Electrical machinery users include persons or organisations who benefit from machinery, such as plant hire companies and contract principals. Machine operators and contractors may not be ‘users’ as defined in EM Reg 2.
Designers are defined in Construction Regulations. Employers include a company, organisation or person who remunerates a person, line manager or person who directs or exercises control over any employee, referred to in OHS Act section 1(2).
‘User’ is amended in the new EM Regs to include ‘employer or user’, therefore owners and line managers are jointly responsible to ensure compliance with the relevant legislation.
EM Reg 5 requires notices or symbolic signs, as in General Safety Regulation, as well as directions [signage of response procedure] in case of fire, and directions [signage], on how to resuscitate a person suffering electric shock.
Reg 6 requires that lighting must be provided, and allows fire extinguishing systems instead of appliances, but requires that either be available where work is in progress.
Reg 6 now allows employers to authorise a person to enter premises housing switchgear or transformers. Previously the user, being Eskom or a municipality, had to issue this authorisation. Work permits issue and receipt are functions of an ‘authorised person’ and ‘responsible person’. Operating Regulations for High Voltage Systems are incorporated in the EM Regulations.
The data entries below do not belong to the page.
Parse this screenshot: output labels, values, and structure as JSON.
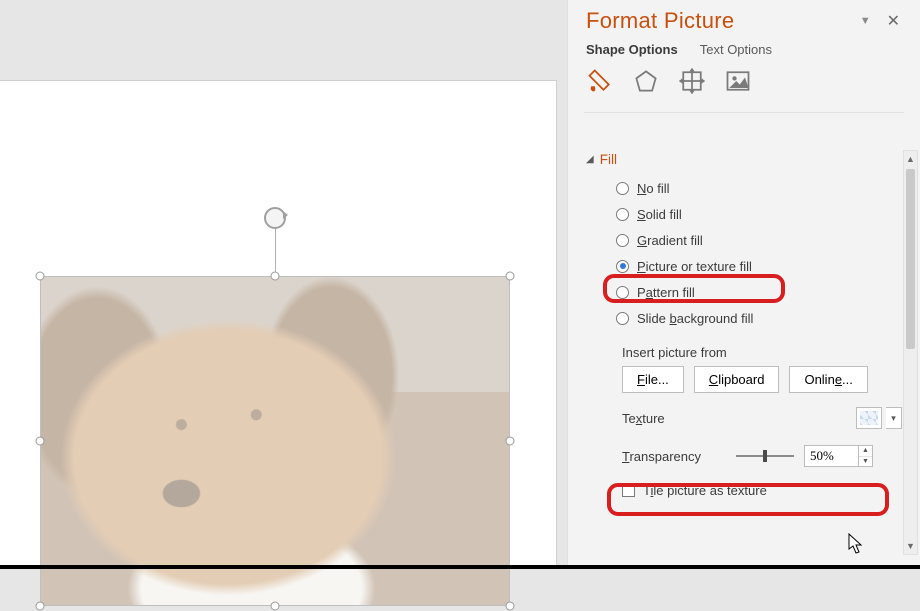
{
  "pane": {
    "title": "Format Picture",
    "tabs": {
      "shape": "Shape Options",
      "text": "Text Options"
    },
    "section": "Fill",
    "fill_options": {
      "no_fill": "No fill",
      "solid": "Solid fill",
      "gradient": "Gradient fill",
      "picture": "Picture or texture fill",
      "pattern": "Pattern fill",
      "slidebg": "Slide background fill",
      "selected": "picture"
    },
    "insert_label": "Insert picture from",
    "buttons": {
      "file": "File...",
      "clipboard": "Clipboard",
      "online": "Online..."
    },
    "texture_label": "Texture",
    "transparency": {
      "label": "Transparency",
      "value": "50%"
    },
    "tile_label": "Tile picture as texture",
    "tile_checked": false
  },
  "colors": {
    "accent": "#c8500f",
    "callout": "#d81e1e"
  }
}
Electrical Machinery Regs require HIRA
EM Reg 9 is added to require hazard identification and risk assessment (HIRA), as well as classification of hazardous locations, intending places where hazardous substances may accumulate, or an oxygen deficient atmosphere may occur, including a chamber, tunnel, pipe, pit, sewer, container, valve, pump, sump, similar construction, or equipment, machinery or object in which a dangerous liquid or dangerous concentration of gas, vapour, dust or fumes may be present.
This provision aims at preventing fire, explosion or release of hazardous substances, including dust or vapour, and to facilitate risk management by way of prioritizing high risk locations.
Electrical machinery intended to be used in hazardous locations must have a certificate of manufacture and test, issued by an approved inspection authority (AIA).
Electric machinery in hazardous locations must be visually inspected and tested at least every two years.
Electric fences standardised from Oct 2012
EM Reg 12 requires new electric fences to comply with SANS 60335-2-76, and prohibits design, manufacture, sale, installation, ownership or use of non compliant electric fence systems.
Current systems are exempt, but change of ownership of premises after 1 October 2012 require a certificate, as new electric fences do.
EM Reg 13 requires that a certificate be issued for electric fence construction, repair or alteration, by a registered person, exempting strip grazing electrical fence systems or pet shock systems, however the installer must be competent. EM Reg 14 requires registered persons to apply in writing to the Labour Chief Inspector.
Electrical earthing resistance maximum set
EM Reg 18 now requires earthing resistance to be 0.2 ohms or lower. EM Reg 19 specifies minimum clearances, protection of supports, insulators and fittings.
Minimum clearance above water must be negotiated between land owner and user, such as between farmers and Eskom Distribution. The Labour Inspector could be called on to decide if agreement is not reached.